You are the first post here to mention the accompanying tachycardia...

Long COVID symptom onset 9/11/2020 - I know the exact date because they started literally overnight. As if I was hit by a Mack Truck:

Among a mixed bag of symptoms - mostly heart and lung based, I have what I call "episodes". Whether sitting or standing with little to no exertion, I know one is coming on when I have a wave of nausea immediately followed by a full body flush. Then my heart rate spikes usually up to 120's to as high as 200 (2021). Oddly, though, these episodes are often followed by a drop in heart rate to mid-40's.

They had become fewer and farther between until I had my second COVID infection the first week of March (2023). About 30 days past, all my symptoms worsened in severity. Episodes occuring once or twice a day vs. once every couple of weeks. I was actually surprised to realize how much I had improved, when everything went south again to remind me of how it was. So there is that. I am hoping it won't take another 2 1/2 years to get to better again.

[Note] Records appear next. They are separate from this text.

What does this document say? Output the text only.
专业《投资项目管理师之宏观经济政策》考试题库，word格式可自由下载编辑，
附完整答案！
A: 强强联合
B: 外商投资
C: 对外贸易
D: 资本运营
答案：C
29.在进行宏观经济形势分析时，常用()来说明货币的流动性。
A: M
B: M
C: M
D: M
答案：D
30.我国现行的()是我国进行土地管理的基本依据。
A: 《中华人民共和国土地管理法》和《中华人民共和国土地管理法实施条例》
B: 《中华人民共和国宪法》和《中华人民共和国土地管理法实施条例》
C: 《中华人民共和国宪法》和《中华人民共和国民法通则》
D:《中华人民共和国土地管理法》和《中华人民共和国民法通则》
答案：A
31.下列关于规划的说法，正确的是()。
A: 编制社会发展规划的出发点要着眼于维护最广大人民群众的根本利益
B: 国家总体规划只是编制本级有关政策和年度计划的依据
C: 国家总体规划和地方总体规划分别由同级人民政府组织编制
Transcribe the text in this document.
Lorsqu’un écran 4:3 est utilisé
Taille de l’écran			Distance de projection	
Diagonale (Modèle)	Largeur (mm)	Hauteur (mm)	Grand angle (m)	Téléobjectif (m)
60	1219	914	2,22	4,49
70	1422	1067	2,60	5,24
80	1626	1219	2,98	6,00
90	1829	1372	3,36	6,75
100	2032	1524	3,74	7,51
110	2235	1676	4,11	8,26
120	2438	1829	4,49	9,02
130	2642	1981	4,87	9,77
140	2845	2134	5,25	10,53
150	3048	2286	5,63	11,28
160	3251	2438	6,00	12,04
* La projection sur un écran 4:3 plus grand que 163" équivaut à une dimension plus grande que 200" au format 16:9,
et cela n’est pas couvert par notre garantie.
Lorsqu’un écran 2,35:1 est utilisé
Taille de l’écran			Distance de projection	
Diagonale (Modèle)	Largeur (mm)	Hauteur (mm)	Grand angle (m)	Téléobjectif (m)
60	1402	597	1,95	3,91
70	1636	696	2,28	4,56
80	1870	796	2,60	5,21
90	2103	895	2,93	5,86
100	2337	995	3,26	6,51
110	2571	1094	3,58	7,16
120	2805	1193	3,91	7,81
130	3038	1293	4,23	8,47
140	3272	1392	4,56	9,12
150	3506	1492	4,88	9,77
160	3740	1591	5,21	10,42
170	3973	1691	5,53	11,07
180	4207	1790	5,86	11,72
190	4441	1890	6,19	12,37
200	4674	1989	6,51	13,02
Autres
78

I do experience the body flushes during the night, and strangely upon waking. During the night I grab onto the cold metal of my headboard to cool me down. An old trick I learned during menopause. 😂 It works. Especially if you put the metal in contact with your veins. The blood is cooled and gets quickly carried through your body for an overall cooling effect. Of course sticking your head in the freezer is quite effective also, just not always convenient.

I have gotten a POTS diagnosis. Been through 24 sessions of Cardio-Pulmonary Rehab (monitored low exertion exercise). Breathing classes sponsored by our local Opera. Have been put on a list for Speech Therapy to help with the (quite debilitating) brain fog. I'm not sure I have much to offer you, except that the symptoms do seem to improve over time.